Despite the importance of financial transactions and their pervasive use by MNEs for BEPS purposes, readers of this DD gain no sense of urgency, no sense that this is an issue that affects the vast majority of MNE structures. The DD should be expanded to explain the pervasiveness of tax-motivated financial transaction structuring and emphasise that such transactions require careful and continual tax authority attention and a strong sense of skepticism.
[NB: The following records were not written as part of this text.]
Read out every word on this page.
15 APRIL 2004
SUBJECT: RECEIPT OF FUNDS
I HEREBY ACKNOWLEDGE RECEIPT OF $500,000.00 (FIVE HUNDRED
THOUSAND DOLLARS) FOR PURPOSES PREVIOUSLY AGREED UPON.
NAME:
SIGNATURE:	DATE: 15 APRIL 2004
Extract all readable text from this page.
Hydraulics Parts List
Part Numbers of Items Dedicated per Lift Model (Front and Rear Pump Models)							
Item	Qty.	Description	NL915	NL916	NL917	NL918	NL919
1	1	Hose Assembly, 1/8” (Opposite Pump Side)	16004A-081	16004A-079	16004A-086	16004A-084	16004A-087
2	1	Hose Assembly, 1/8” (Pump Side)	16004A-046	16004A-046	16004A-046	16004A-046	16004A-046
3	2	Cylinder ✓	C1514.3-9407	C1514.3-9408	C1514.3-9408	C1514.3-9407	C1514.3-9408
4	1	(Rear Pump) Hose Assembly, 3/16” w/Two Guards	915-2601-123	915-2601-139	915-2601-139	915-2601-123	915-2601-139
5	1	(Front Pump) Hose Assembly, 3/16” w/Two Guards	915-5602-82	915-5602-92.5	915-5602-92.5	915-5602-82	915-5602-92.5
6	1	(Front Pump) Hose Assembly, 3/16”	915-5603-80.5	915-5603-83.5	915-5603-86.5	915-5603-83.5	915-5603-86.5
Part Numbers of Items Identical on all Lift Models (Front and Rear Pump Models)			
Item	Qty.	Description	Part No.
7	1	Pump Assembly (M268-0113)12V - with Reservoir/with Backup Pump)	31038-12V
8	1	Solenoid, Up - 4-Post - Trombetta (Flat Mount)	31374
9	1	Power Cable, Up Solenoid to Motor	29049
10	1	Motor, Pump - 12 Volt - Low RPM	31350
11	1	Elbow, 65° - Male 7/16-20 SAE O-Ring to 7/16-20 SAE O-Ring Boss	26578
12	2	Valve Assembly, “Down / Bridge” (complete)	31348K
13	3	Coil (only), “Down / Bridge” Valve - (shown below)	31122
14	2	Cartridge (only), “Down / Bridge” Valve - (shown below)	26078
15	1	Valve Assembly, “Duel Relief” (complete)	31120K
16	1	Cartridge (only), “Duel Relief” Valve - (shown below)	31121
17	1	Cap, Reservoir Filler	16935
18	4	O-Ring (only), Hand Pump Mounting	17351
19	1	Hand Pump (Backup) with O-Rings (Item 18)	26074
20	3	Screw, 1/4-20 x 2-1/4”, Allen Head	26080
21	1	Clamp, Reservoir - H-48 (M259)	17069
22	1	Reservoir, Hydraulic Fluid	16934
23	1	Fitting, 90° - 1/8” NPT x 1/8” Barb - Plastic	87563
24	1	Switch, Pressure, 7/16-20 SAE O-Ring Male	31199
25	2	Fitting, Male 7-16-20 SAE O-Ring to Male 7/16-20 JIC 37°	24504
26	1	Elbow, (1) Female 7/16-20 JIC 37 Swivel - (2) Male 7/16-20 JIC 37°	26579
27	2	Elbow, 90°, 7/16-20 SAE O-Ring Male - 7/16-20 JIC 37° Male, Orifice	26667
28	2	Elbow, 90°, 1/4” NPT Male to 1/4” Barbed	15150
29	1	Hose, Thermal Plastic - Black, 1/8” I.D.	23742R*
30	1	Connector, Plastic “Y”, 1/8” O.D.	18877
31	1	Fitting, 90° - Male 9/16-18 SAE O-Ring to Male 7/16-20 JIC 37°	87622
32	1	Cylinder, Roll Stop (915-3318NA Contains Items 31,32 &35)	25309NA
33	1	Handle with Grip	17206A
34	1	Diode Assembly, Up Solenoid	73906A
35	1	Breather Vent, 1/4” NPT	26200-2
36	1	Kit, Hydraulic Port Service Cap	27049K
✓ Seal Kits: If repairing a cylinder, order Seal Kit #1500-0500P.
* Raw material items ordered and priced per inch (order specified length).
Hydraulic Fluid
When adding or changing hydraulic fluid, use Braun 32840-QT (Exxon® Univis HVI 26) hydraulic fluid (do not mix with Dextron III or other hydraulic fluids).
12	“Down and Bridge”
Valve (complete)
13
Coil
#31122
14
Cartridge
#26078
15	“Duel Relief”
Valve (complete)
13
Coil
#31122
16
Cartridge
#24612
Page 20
This DD is well thought out and clearly represents considerable time and effort to create a cohesive document to provide guidance to taxpayers and tax authorities alike. While an excellent document in every sense of the word, its subtleties and attention to detail will be lost on the many undeveloped and even some developed countries that simply do not have the resources and skilled personnel necessary to apply these rules. In discussing the need for an accurate delineation of each financial transaction, the guidance makes clear that each situation must be examined on its own merits. This of course means that each financial transaction, of which there may be many within any MNE group and even within each MNE group member, must be separately examined on an ad hoc basis. This requires resources and specialist knowledge of each industry as well as of the complexities of corporate finance that is in short supply; for most tax authorities around the world, it is non-existent. The documentation of these rules is an expensive exercise for MNE taxpayers as well.
Hence, what is sorely needed are simplified methods that are simple to apply and that provide results that are fair to both taxpayers and tax authorities alike. This DD is a chance for the OECD to be a leader in considering such methods and providing meaningful guidance that would be of tremendous utility to many countries.